To be sure, not every Republican is bowing to the inevitable just yet. For one thing, the so-called “Never Trump” movement appears to be alive and well and includes a wide swath of Republicans who claim that they will not support Trump even if he becomes the Republican nominee. Whether these people will stick to their word will have to wait until Election Day, of course, but one suspects that many of them most likely will. Indeed, with Trump now effectively clinching the nomination we’re likely to see a sizable contingent of the GOP shift their focus to down ballot races in an effort to minimize the expected negative impact of a Trump candidacy. We’re unlikely to see Rob Portman campaigning with Donald Trump in Ohio, for example, or Kelly Ayotte hitting the trail with him in New Hampshire. The negative consequences of doing so in swing states would obviously outweigh any benefits that these candidates might receive.
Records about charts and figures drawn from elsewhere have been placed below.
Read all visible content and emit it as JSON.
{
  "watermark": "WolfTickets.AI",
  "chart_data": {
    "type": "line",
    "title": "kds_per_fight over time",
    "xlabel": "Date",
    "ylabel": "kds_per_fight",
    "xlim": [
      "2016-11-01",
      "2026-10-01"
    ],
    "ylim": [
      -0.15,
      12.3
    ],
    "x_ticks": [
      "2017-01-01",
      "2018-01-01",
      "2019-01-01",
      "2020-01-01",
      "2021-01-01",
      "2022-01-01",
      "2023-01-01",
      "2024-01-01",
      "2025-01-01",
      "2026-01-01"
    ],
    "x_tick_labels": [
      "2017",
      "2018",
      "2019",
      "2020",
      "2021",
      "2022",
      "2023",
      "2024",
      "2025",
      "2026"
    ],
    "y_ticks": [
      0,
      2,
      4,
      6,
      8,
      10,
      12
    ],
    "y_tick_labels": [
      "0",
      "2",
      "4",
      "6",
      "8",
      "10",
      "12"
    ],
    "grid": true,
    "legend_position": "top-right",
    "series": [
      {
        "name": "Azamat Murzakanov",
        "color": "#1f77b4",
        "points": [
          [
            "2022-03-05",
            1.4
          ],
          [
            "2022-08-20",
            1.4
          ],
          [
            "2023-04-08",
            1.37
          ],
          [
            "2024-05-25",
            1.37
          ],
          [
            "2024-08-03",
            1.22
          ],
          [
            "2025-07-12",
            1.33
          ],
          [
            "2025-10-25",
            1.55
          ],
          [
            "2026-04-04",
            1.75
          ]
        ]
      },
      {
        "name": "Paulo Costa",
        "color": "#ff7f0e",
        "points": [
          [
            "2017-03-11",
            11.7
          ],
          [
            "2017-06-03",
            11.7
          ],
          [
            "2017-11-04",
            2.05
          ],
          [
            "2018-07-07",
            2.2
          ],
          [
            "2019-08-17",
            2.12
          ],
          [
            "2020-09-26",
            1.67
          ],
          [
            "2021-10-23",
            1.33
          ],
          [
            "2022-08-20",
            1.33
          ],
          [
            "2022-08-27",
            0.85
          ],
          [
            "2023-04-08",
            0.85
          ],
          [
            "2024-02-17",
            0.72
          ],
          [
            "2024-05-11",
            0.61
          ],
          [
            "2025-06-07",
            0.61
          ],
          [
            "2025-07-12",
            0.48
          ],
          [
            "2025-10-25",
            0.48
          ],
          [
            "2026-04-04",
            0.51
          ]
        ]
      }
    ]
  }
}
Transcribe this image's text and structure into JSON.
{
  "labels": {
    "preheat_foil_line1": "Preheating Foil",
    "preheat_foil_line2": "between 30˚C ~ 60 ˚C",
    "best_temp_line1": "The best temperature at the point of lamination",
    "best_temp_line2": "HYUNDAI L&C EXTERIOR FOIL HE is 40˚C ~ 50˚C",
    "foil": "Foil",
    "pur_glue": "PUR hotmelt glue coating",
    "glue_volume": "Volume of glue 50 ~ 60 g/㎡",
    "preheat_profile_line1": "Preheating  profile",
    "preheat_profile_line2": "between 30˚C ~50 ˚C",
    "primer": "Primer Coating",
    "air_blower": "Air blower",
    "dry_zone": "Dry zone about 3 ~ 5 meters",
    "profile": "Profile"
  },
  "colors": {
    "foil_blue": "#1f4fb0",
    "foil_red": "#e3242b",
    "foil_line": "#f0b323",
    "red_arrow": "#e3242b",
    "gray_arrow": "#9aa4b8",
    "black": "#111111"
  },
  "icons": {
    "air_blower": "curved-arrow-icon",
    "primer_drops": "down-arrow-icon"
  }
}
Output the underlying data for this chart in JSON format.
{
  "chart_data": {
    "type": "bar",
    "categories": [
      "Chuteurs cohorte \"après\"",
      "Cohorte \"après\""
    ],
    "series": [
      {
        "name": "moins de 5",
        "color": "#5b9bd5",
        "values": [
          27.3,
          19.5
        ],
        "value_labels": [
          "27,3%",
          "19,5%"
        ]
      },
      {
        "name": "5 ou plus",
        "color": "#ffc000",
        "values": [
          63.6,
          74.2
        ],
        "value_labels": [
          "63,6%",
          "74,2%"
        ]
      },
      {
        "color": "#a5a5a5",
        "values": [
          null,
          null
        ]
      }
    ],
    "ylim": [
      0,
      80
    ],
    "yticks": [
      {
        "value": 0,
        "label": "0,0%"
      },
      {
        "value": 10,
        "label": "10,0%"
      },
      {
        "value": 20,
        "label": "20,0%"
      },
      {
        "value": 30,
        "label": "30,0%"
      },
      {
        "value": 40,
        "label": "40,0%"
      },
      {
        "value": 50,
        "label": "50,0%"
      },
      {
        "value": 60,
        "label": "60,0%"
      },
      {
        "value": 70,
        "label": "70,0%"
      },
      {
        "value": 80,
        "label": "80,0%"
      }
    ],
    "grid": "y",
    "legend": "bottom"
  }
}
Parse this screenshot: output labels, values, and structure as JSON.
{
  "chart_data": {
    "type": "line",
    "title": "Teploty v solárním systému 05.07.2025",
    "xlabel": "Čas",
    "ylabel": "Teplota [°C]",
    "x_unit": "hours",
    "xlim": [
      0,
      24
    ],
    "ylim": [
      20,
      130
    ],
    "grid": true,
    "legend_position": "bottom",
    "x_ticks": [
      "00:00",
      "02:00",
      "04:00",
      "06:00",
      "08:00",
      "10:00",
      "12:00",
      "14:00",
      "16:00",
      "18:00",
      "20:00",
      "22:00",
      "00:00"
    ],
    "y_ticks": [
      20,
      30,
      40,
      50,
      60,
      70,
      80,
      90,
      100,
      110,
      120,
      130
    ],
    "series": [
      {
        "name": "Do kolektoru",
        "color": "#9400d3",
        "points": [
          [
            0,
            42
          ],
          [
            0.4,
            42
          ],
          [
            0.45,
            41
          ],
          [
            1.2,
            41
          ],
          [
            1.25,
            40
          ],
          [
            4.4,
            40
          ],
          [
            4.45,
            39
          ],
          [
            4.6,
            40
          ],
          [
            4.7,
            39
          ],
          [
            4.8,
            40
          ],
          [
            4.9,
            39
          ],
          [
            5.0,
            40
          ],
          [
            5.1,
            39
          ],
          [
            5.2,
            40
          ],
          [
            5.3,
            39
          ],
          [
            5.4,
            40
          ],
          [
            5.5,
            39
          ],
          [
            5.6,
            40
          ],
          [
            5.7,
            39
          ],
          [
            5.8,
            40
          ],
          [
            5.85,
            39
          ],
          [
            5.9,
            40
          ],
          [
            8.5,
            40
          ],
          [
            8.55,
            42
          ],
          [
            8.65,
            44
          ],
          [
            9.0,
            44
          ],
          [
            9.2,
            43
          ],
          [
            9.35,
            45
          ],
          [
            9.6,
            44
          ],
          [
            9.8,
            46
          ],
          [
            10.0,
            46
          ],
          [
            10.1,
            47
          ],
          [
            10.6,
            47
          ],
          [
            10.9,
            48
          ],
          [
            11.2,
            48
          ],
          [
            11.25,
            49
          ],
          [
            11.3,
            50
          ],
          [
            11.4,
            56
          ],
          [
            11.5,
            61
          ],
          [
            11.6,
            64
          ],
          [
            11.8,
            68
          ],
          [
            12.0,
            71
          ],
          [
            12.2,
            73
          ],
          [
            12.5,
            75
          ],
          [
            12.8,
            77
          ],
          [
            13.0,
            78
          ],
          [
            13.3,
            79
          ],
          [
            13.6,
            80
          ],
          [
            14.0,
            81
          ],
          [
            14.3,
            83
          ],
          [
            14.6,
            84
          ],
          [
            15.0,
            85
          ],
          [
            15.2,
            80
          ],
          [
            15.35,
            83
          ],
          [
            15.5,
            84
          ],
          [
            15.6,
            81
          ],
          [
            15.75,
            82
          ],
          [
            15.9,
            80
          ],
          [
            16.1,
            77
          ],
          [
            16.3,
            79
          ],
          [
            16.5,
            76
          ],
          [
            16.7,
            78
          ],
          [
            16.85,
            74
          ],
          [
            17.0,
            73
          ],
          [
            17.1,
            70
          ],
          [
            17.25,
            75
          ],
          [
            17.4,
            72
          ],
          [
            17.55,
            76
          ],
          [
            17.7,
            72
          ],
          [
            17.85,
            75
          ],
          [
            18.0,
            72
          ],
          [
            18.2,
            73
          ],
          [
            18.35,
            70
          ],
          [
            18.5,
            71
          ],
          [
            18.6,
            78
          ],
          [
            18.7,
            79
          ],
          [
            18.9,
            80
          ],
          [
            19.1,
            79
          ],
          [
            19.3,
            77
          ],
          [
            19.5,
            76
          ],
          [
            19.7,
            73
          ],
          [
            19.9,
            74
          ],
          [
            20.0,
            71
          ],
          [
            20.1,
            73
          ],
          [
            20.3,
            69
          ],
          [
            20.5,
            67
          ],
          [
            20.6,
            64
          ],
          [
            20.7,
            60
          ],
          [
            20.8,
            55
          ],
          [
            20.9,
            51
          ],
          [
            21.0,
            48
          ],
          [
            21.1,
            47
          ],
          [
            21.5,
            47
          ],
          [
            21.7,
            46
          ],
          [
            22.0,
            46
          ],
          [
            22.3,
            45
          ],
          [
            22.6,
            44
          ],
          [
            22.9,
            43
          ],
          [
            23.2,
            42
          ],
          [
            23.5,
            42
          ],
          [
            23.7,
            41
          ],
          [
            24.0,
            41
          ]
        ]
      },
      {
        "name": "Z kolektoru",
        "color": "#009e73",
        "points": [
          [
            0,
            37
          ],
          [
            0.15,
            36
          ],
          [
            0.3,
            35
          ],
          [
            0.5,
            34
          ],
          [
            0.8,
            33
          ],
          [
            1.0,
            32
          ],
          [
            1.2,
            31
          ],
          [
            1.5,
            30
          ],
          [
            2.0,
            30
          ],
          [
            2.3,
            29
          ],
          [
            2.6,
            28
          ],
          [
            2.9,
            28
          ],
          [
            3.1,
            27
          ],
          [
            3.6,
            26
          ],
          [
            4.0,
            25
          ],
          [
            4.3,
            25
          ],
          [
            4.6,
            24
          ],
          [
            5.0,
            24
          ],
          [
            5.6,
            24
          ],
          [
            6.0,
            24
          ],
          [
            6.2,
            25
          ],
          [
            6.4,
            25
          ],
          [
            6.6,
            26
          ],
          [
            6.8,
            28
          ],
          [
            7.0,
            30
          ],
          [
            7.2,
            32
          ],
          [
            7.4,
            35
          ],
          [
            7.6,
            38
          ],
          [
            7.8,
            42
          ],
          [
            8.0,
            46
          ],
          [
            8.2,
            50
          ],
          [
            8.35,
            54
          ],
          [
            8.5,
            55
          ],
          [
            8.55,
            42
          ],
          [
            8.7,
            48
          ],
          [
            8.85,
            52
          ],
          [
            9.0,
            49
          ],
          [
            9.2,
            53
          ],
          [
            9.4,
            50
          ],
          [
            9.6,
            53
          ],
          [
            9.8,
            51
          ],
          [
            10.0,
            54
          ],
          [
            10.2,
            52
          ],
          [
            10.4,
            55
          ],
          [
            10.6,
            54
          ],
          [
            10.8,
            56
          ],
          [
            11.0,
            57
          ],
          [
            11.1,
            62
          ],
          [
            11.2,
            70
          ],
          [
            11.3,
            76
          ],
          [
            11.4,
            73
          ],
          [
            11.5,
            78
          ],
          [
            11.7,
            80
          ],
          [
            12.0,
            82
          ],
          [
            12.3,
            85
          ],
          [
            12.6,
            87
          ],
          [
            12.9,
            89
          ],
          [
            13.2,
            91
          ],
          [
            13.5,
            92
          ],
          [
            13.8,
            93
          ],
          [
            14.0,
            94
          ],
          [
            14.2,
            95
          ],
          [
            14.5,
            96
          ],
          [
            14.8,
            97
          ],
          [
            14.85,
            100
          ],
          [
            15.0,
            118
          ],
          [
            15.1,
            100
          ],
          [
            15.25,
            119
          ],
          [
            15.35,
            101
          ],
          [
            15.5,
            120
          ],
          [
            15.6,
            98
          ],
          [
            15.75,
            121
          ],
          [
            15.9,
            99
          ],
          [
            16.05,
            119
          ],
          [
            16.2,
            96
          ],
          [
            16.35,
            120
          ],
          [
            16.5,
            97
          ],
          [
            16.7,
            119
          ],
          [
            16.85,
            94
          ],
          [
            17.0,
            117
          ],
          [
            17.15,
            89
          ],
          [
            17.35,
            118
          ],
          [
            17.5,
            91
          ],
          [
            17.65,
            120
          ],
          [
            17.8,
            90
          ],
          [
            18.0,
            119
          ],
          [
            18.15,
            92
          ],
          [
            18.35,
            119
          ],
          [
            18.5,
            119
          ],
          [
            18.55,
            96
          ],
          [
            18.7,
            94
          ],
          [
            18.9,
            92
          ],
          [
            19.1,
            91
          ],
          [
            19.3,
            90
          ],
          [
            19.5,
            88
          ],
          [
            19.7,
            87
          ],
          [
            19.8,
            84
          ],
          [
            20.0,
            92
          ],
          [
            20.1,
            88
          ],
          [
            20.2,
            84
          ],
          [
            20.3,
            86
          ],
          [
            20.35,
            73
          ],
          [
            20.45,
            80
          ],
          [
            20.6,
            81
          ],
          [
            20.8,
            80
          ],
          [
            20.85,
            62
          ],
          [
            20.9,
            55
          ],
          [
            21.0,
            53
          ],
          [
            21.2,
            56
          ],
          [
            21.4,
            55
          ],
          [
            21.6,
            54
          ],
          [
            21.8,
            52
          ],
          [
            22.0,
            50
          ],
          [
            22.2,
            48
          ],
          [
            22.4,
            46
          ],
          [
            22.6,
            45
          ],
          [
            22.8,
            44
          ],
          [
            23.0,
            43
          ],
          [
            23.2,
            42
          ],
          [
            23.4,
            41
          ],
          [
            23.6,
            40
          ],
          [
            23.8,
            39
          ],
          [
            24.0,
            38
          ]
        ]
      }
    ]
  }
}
The Cruz and Kasich campaigns, meanwhile, continue to act as if they are involved in a competitive primary battle with Trump even though both of them are mathematically eliminated from securing a majority of delegates before the convention. This week, that strategy is focused on the primary in Indiana, which takes place next Tuesday. As of now, though, Trump holds a narrow lead in the Hoosier State and it’s widely assumed that he will have effectively wrapped up the nomination if he manages to pull off a win there Tuesday night. Even if he doesn’t, though, it seems clear that Trump still has a good chance to get a delegate majority even without an Indiana win thanks to what are expected to be big wins in California and New Jersey. In other words, at this point Trump’s win seems to be more a matter of “when” than “if,” and as a result Republicans from all corners of the party will have to decide for themselves how to deal with that.